In Padova , Florence (1), Perugia (2) Sassari e outras cidades universitárias em toda a Itália, a TV local e a imprensa foram generosas em sua cobertura da greve de Lettori. Documentando com precisão a discriminação de longa data, as histórias também registram o apoio dos alunos a seus professores Lettori e a alta estima que eles têm por seus cursos. Iniciativas como reuniões com reitores também são contempladas.
Kurt Rollin é representante da Asso.CEL.L para Lettori aposentado. O carta aberta ele redigiu para a ministra das Universidades, Anna Maria Bernini, documentos sobre como os Lettori aposentados vivem perto da linha da pobreza como resultado das pensões discriminatórias que recebem. Falando do lado de fora do gabinete do reitor no campus da Universidade “La Sapienza” de Roma, o Sr. Rollin disse:
"A portaria interministerial é uma flagrante tentativa de escapar da decisão do Tribunal de Justiça no Processo C-119/04. Como um mantra, o decreto repete que a decisão deve ser interpretada de acordo com a retrospectiva Lei Gelmini de 2010, como se excluísse todas as outras interpretações. Nestas circunstâncias, a Comissão deve agora remeter imediatamente o caso Lettori ao Tribunal de Justiça e, assim, permitir que o próprio Tribunal interprete a interpretação retrospectiva Gelmini de sua decisão C-119/04."

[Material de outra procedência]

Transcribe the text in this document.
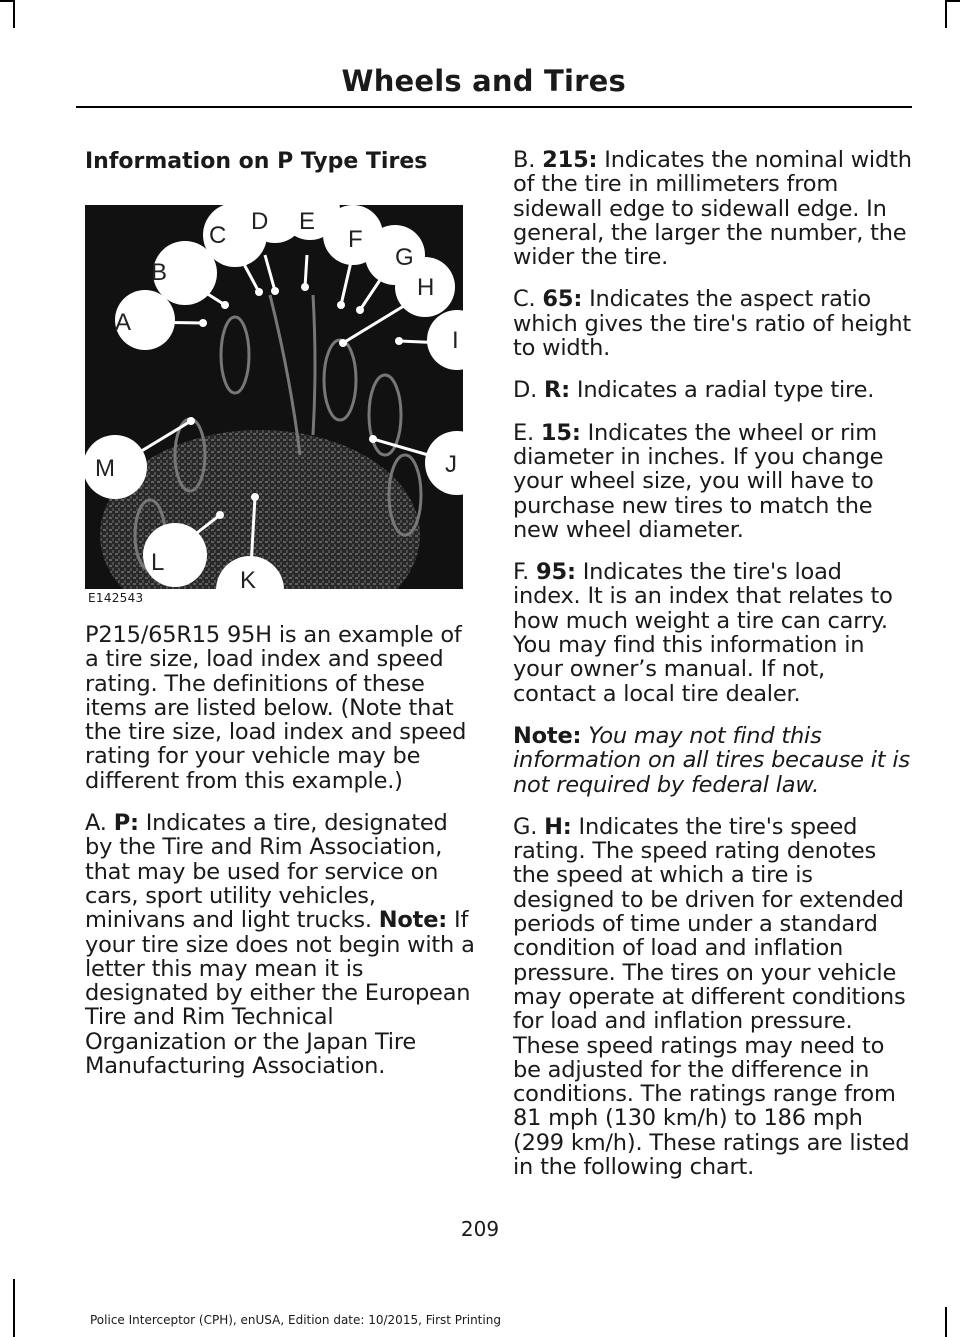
Wheels and Tires
Information on P Type Tires
A
B
C
D E
F
G
H
I
J
K
L
M
E142543

P215/65R15 95H is an example of a tire size, load index and speed rating. The definitions of these items are listed below. (Note that the tire size, load index and speed rating for your vehicle may be different from this example.)

A. P: Indicates a tire, designated by the Tire and Rim Association, that may be used for service on cars, sport utility vehicles, minivans and light trucks. Note: If your tire size does not begin with a letter this may mean it is designated by either the European Tire and Rim Technical Organization or the Japan Tire Manufacturing Association.

B. 215: Indicates the nominal width of the tire in millimeters from sidewall edge to sidewall edge. In general, the larger the number, the wider the tire.

C. 65: Indicates the aspect ratio which gives the tire's ratio of height to width.

D. R: Indicates a radial type tire.

E. 15: Indicates the wheel or rim diameter in inches. If you change your wheel size, you will have to purchase new tires to match the new wheel diameter.

F. 95: Indicates the tire's load index. It is an index that relates to how much weight a tire can carry. You may find this information in your owner’s manual. If not, contact a local tire dealer.

Note: You may not find this information on all tires because it is not required by federal law.

G. H: Indicates the tire's speed rating. The speed rating denotes the speed at which a tire is designed to be driven for extended periods of time under a standard condition of load and inflation pressure. The tires on your vehicle may operate at different conditions for load and inflation pressure. These speed ratings may need to be adjusted for the difference in conditions. The ratings range from 81 mph (130 km/h) to 186 mph (299 km/h). These ratings are listed in the following chart.

209
Police Interceptor (CPH), enUSA, Edition date: 10/2015, First Printing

Dublin MEP Clare Daly denunciou recentemente a discriminação contra Lettori em um discurso perante o Parlamento Europeu. Simultaneamente, ela elaborou um Pergunta parlamentar do artigo 138.º à Comissão sobre o caso, co-assinado por outros seis eurodeputados irlandeses.
Deputado Daly disse:
"O caso Lettori é a violação mais longa da provisão de paridade de tratamento do Tratado na história da UE. As universidades italianas recebem um financiamento muito generoso da UE. A ética da reciprocidade exige que a Itália agora obedeça ao estado de direito e pague indenizações aos Lettori, aposentados e em serviço, pela reconstrução ininterrupta e completa da carreira que lhes é devida desde a data de seu primeiro emprego."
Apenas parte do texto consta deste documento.